まだ洗浄作業も続いているし、調査はまだまだこれからだ。全容が把握できるのは2年後くらいだろうか。
地方の小さな博物館にあって専門家の目にふれる機会の少なかった鳥羽源蔵コレクションは、分類学的な検討が不十分な状態にあった。たまたま今回の「標本レスキュー」をきっかけに外に出たために、再評価につながったと言えるだろう。小さな博物館にコレクションを寄贈することについては、id:soishidaさんが最近のエントリーでも書かれていて、その迷いも含めて共感するところが多かった。
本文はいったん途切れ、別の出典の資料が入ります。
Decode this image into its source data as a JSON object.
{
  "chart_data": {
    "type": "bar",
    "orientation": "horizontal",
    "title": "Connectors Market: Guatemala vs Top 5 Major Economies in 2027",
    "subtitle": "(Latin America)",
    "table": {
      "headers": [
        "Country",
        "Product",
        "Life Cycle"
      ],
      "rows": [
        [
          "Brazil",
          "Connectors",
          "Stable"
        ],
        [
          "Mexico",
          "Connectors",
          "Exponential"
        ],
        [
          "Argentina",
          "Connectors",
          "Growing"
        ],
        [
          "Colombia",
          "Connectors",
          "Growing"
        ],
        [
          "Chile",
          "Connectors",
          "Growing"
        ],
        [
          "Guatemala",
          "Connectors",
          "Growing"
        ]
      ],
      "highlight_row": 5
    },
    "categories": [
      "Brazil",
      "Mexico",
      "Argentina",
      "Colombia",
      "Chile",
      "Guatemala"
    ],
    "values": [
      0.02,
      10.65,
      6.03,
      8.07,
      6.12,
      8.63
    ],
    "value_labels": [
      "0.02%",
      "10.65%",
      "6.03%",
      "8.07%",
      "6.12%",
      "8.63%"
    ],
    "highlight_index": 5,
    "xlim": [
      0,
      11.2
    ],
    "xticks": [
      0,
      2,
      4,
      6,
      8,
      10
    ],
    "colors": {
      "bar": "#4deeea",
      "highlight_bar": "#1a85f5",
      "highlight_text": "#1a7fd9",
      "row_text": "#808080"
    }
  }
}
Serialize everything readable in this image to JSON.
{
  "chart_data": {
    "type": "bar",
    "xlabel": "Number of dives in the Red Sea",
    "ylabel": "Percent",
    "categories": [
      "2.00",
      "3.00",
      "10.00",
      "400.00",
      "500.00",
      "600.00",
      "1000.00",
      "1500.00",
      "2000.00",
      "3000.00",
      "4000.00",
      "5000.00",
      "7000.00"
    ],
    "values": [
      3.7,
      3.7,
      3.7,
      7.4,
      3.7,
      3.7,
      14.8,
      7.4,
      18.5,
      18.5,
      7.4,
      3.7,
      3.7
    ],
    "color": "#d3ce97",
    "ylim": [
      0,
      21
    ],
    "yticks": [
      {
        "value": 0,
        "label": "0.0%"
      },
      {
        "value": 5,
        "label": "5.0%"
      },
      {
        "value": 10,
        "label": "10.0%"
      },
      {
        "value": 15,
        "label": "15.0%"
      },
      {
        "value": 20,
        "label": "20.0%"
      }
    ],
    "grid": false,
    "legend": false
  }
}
こういったことも含めて今回の出来事は、様々な問題を投げかけているように思える。

追記:5月にNHK科学文化部の斉藤さんの取材を受けた時、斉藤さんに「なぜこの標本は貴重なのでしょうか。タイプが含まれているんですか?」と訊かれた。その時には、上記の事はまだ発見されていなかったので、「タイプはありません」と答えた。今なら「あります」と自慢げに言うことができるぞ。